Let $(\mathcal M,g)$ be a connected Riemannian manifold embedded in $\Bbb R^K$.
Define the usual ball as $$ B_R(x) := \{y\in\Bbb R^K: |x-y|<R \} $$ for $x\in\Bbb R^K$.
For the ball in $M$, we write $$ B^{\mathcal M}_R(z) := \{ w\in \mathcal M:d(z,w)<R\} $$ for $z\in\mathcal M$, where $d(\cdot,\cdot)$ is the geodesic distance.
Is it always that case that, for a fixed $x_0\in\mathcal M$, we may find $R>0$ such that $$ B^{\mathcal M}_{R/2}(x_0) \subset B_R(x_0)\cap\mathcal M\subset B^{\mathcal M}_{2R}(x_0)\quad ? $$
What I am willing to assume is that $\mathcal M$ is compact. In this setting, can we find an $R$ that works for all $x\in\mathcal M$ uniformly as well?
I have a feeling that this should be true but I cannot find a reference to this.

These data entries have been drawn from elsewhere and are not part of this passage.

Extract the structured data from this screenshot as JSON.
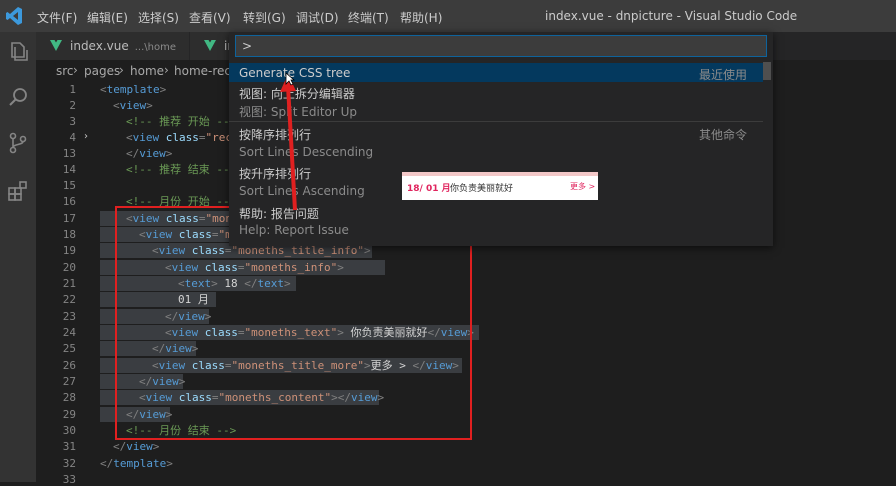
{
  "menubar": {
    "items": [
      "文件(F)",
      "编辑(E)",
      "选择(S)",
      "查看(V)",
      "转到(G)",
      "调试(D)",
      "终端(T)",
      "帮助(H)"
    ],
    "window_title": "index.vue - dnpicture - Visual Studio Code"
  },
  "tabs": [
    {
      "label": "index.vue",
      "description": "...\\home"
    },
    {
      "label": "in",
      "description": ""
    }
  ],
  "breadcrumb": [
    "src",
    "pages",
    "home",
    "home-reco"
  ],
  "palette": {
    "input_value": ">",
    "items": [
      {
        "label": "Generate CSS tree",
        "desc": "",
        "group": "最近使用",
        "selected": true
      },
      {
        "label": "视图: 向上拆分编辑器",
        "desc": "视图: Split Editor Up",
        "group": ""
      },
      {
        "label": "按降序排列行",
        "desc": "Sort Lines Descending",
        "group": "其他命令"
      },
      {
        "label": "按升序排列行",
        "desc": "Sort Lines Ascending",
        "group": ""
      },
      {
        "label": "帮助: 报告问题",
        "desc": "Help: Report Issue",
        "group": ""
      }
    ]
  },
  "preview": {
    "date": "18/ 01 月",
    "text": "你负责美丽就好",
    "more": "更多 >"
  },
  "code": {
    "line_numbers": [
      "1",
      "2",
      "3",
      "4",
      "13",
      "14",
      "15",
      "16",
      "17",
      "18",
      "19",
      "20",
      "21",
      "22",
      "23",
      "24",
      "25",
      "26",
      "27",
      "28",
      "29",
      "30",
      "31",
      "32",
      "33"
    ],
    "lines": {
      "l1_tag": "template",
      "l2_tag": "view",
      "l3_comment": "<!-- 推荐 开始 -->",
      "l4_tag": "view",
      "l4_attr": "class",
      "l4_val": "\"rec",
      "l13_tag": "view",
      "l14_comment": "<!-- 推荐 结束 -->",
      "l16_comment": "<!-- 月份 开始 -->",
      "l17_tag": "view",
      "l17_attr": "class",
      "l17_val": "\"mon",
      "l18_tag": "view",
      "l18_attr": "class",
      "l18_val": "\"m",
      "l19_tag": "view",
      "l19_attr": "class",
      "l19_val": "\"moneths_title_info\"",
      "l20_tag": "view",
      "l20_attr": "class",
      "l20_val": "\"moneths_info\"",
      "l21_tag": "text",
      "l21_text": " 18 ",
      "l21_close": "text",
      "l22_text": "01 月",
      "l23_tag": "view",
      "l24_tag": "view",
      "l24_attr": "class",
      "l24_val": "\"moneths_text\"",
      "l24_text": " 你负责美丽就好",
      "l24_close": "view",
      "l25_tag": "view",
      "l26_tag": "view",
      "l26_attr": "class",
      "l26_val": "\"moneths_title_more\"",
      "l26_text": "更多 > ",
      "l26_close": "view",
      "l27_tag": "view",
      "l28_tag": "view",
      "l28_attr": "class",
      "l28_val": "\"moneths_content\"",
      "l28_close": "view",
      "l29_tag": "view",
      "l30_comment": "<!-- 月份 结束 -->",
      "l31_tag": "view",
      "l32_tag": "template"
    }
  },
  "colors": {
    "accent": "#0e639c",
    "annotation": "#e02020",
    "vue_green": "#41b883"
  }
}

I would truly appreciate if anyone can give a nice argument or provide a reference to this result.
Since any path in $\mathcal M$ has the same length in $\mathbb R^K,$ we know $d(x,y) \le |x-y|$ and thus the inclusion $B_{R/2}^{\mathcal M}(x) \subset B_R (x) \cap \mathcal M$ always holds - we can even use $R$ instead of $R/2.$
The other inequality is where we need to "zoom in". Since $\mathcal M$ is an embedded submanifold, it is locally a graph: for small enough $R_0$ we can write $B_{R_0}(x_0)\cap \mathcal M$ as the graph of some function $$f : B_{R_0}(0) \subset \mathbb R^n \to \mathbb R^{K-n}$$ with $f(x_0) =0, Df(x_0)=0.$ (This usually involves changing coordinates on $\mathbb R^K$ by a rigid motion.)

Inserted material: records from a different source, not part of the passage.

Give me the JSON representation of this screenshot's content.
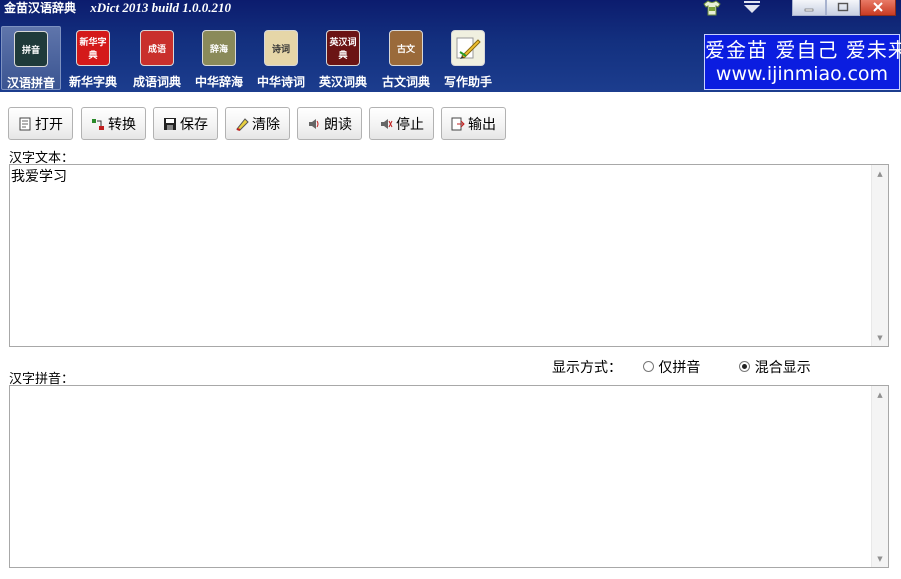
{
  "window": {
    "app_title": "金苗汉语辞典",
    "version_text": "xDict 2013  build 1.0.0.210",
    "skin_icon": "tshirt-icon",
    "dropdown_icon": "chevron-down-icon",
    "controls": [
      "minimize-icon",
      "maximize-icon",
      "close-icon"
    ]
  },
  "nav": {
    "active": "汉语拼音",
    "items": [
      {
        "label": "汉语拼音",
        "icon": "pinyin-book-icon",
        "color": "#1f3a3a",
        "text": "拼音"
      },
      {
        "label": "新华字典",
        "icon": "xinhua-dictionary-icon",
        "color": "#d41a1a",
        "text": "新华字典"
      },
      {
        "label": "成语词典",
        "icon": "idiom-dictionary-icon",
        "color": "#c9302c",
        "text": "成语"
      },
      {
        "label": "中华辞海",
        "icon": "cihai-icon",
        "color": "#8a8a5a",
        "text": "辞海"
      },
      {
        "label": "中华诗词",
        "icon": "poetry-icon",
        "color": "#e6d6a8",
        "text": "诗词"
      },
      {
        "label": "英汉词典",
        "icon": "english-chinese-dictionary-icon",
        "color": "#6b1414",
        "text": "英汉词典"
      },
      {
        "label": "古文词典",
        "icon": "classical-chinese-icon",
        "color": "#9a6a3a",
        "text": "古文"
      },
      {
        "label": "写作助手",
        "icon": "writing-pencil-icon",
        "color": "#f0f0e0",
        "text": ""
      }
    ]
  },
  "banner": {
    "line1": "爱金苗 爱自己 爱未来",
    "line2": "www.ijinmiao.com"
  },
  "toolbar": {
    "buttons": [
      {
        "label": "打开",
        "icon": "open-file-icon"
      },
      {
        "label": "转换",
        "icon": "convert-icon"
      },
      {
        "label": "保存",
        "icon": "save-icon"
      },
      {
        "label": "清除",
        "icon": "eraser-icon"
      },
      {
        "label": "朗读",
        "icon": "speaker-icon"
      },
      {
        "label": "停止",
        "icon": "stop-speaker-icon"
      },
      {
        "label": "输出",
        "icon": "export-icon"
      }
    ]
  },
  "hanzi": {
    "label": "汉字文本：",
    "value": "我爱学习"
  },
  "pinyin": {
    "label": "汉字拼音：",
    "value": ""
  },
  "display_mode": {
    "label": "显示方式：",
    "options": [
      "仅拼音",
      "混合显示"
    ],
    "selected": "混合显示"
  },
  "colors": {
    "titlebar": "#13307f",
    "banner": "#0b1de0"
  }
}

The only thing stopping us from enlarging the domain on which such a graphical representation works is when $\mathcal M$ has a vertical tangent; so in the compact case any $R_0 \le 1/\sup |A|$ works uniformly. (Here $A$ is the second fundamental form, so $1/\sup |A|$ is a lower bound on radii of curvature.)

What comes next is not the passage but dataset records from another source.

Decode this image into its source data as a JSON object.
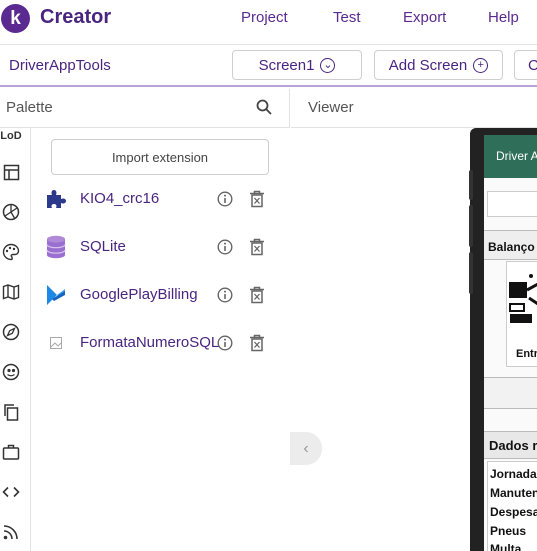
{
  "app": {
    "logo_letter": "k",
    "name": "Creator"
  },
  "topmenu": [
    "Project",
    "Test",
    "Export",
    "Help"
  ],
  "project": {
    "name": "DriverAppTools",
    "screen_select": "Screen1",
    "add_screen": "Add Screen",
    "cut_button_letter": "C"
  },
  "palette": {
    "title": "Palette",
    "import_label": "Import extension",
    "extensions": [
      {
        "label": "KIO4_crc16",
        "icon": "puzzle-icon"
      },
      {
        "label": "SQLite",
        "icon": "database-icon"
      },
      {
        "label": "GooglePlayBilling",
        "icon": "google-play-billing-icon"
      },
      {
        "label": "FormataNumeroSQL",
        "icon": "image-placeholder-icon"
      }
    ]
  },
  "rail_icons": [
    "layout-icon",
    "table-icon",
    "media-icon",
    "palette-icon",
    "map-icon",
    "compass-icon",
    "sensor-icon",
    "copy-icon",
    "briefcase-icon",
    "code-icon",
    "rss-icon"
  ],
  "rail_top_label": "LoD",
  "viewer": {
    "title": "Viewer",
    "phone": {
      "title": "Driver A",
      "balanco": "Balanço",
      "entr_label": "Entr",
      "dados": "Dados r",
      "items": [
        "Jornada",
        "Manuten",
        "Despesa",
        "Pneus",
        "Multa"
      ]
    }
  },
  "colors": {
    "brand": "#5b2a91",
    "appbar": "#2f6f5a"
  }
}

In such a coordinate patch, the second fundamental form $A$ is related to the Hessian of $f$ by $$D^2 f = \sqrt{1 + |Df|^2}A.$$ Since $Df = 0$ at the origin, we can estimate $\sqrt{1+|Df|^2} \le 1 + |Df| \le 1 + r\sup|D^2f|$ where $r$ is the horizontal distance to the origin; so for points closer than $r < 1/\sup |A|$ we have $$\sup|D^2 f| \le \frac{\sup|A|}{1-r\sup|A|}.$$
For any $Y=(y,f(y)) \in B_{R_0}(0)\cap \mathcal M$ we can then bound the intrinsic distance $d(0,Y)$ by the length of the path $(\gamma(t),f(\gamma(t)),$ where $\gamma$ is a straight line (in the horizontal $\mathbb R^n$) from the origin to $y.$ This arclength is simply $$L(\gamma) = \int_0^{|y|} \sqrt{1 + Df(\dot \gamma(t))^2} dt,$$ which we can bound using our estimate for $|D^2 f|$ as $$L(\gamma) \le \int_0^{|y|}1+|Df|\le |y|+ \sup|D^2f||y|^2\le\frac{|y|}{1-|y|\sup|A|}.$$ If we restrict to a ball of radius $R \le 1/(2 \sup |A|)$ then this yields $$d(0,Y) \le L(\gamma) \le 2|y|\le 2|x_0 - Y|,$$ so we have $B_R(x_0) \cap \mathcal M \subset B_{2R}^\mathcal M(x_0)$ as desired.